Medicine with preliminary/ foundation year

Several universities offer this type of degree and it is usually aimed at applicants with excellent grades but not in the correct science subjects needed to enter directly into a typical 5 year medical degree. The medical degree is not actually 6 years long it is 5 years long but before starting the typical 5 year medical degree the students will need to complete a foundation/preliminary year. This year typically focuses on teaching basic maths and sciences and successful completion means that they then enter typical 5 year Medical degree.

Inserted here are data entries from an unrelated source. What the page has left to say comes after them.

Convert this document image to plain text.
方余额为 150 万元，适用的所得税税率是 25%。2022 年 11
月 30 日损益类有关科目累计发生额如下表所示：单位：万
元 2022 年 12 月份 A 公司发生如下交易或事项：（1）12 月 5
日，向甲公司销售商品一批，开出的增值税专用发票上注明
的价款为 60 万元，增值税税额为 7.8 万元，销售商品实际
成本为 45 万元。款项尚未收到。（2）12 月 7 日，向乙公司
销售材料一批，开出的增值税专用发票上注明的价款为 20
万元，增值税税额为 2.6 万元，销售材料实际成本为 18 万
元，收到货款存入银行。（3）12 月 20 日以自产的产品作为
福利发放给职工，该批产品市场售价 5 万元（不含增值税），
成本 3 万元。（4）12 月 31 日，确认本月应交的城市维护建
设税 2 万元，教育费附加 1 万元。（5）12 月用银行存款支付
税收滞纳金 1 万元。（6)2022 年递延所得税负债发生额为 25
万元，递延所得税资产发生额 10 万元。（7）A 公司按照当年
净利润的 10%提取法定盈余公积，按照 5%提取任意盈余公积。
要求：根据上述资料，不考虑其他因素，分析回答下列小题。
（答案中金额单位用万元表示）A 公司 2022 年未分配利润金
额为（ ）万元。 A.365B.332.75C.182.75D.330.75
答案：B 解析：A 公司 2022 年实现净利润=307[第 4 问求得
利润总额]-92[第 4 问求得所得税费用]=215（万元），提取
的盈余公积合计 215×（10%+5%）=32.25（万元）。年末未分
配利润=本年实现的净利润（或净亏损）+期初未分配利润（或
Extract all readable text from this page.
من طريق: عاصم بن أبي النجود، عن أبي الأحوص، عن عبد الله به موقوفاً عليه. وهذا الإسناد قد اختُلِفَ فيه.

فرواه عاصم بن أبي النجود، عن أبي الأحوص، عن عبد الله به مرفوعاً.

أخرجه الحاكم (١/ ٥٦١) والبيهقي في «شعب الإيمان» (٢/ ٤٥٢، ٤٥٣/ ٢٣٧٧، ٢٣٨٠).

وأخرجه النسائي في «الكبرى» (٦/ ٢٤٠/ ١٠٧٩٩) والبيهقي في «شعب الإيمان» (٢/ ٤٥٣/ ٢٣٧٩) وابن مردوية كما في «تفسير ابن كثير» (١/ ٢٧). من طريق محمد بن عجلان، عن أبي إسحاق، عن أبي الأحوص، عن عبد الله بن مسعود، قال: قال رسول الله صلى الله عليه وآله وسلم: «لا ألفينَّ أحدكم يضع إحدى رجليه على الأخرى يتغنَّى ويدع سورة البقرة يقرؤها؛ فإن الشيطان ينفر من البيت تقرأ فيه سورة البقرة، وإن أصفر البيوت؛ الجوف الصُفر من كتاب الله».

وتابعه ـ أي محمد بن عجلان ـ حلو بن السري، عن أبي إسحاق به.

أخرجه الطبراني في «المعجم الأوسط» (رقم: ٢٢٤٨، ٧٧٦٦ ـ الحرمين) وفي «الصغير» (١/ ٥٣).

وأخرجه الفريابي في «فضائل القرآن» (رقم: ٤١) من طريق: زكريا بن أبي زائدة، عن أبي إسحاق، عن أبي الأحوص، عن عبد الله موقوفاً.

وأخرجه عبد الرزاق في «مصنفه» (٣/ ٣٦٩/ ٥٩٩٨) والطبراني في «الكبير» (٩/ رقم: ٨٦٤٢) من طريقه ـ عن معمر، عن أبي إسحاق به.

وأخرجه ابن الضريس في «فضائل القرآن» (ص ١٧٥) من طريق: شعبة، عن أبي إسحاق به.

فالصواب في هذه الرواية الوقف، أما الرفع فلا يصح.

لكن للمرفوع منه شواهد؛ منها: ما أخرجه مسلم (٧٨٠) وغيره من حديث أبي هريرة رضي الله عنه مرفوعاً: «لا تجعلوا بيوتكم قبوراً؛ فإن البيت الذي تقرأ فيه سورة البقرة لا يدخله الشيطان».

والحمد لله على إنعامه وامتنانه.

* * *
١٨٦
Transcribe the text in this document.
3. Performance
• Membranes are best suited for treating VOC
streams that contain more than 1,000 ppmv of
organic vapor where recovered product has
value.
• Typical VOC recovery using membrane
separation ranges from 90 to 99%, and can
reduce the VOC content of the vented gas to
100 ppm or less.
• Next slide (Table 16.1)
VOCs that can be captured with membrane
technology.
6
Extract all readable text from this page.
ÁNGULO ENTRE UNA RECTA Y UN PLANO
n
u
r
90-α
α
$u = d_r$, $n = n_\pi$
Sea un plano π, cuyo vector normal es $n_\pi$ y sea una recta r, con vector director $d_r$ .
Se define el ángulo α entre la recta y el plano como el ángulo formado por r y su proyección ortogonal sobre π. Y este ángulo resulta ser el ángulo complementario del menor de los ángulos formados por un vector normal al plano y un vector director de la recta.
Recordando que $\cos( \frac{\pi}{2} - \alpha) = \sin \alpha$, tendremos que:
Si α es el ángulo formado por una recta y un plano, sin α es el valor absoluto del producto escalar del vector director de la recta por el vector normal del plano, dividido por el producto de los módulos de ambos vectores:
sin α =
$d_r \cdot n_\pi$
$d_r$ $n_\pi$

Medicine with a gateway year/Extended Medical degrees

This is a relatively new initiative to widen participation to Medicine but has strict criteria for eligibility. This is aimed at students with high potential and ability but whose socio-economic situations have presented a barrier to entry. For example students from very poor performing schools with low entry rates into university. The reason they are a year longer is because of two main possibilities. The first possibility is because like the above example of Medicine with a foundation year, the medical degree is actually 5 years long but before students enter the 5 year medical course they complete a gateway year designed to further develop knowledge of the sciences and maths. The second possibility is because the medical degree itself is stretched out so that Medicine can be taught in a more graduated way.

The length of any of the above 4, 5 or 6 year courses could be extended even further for example due to maternity leave, studying part time, illness, having to repeat a year due to failed exams etc.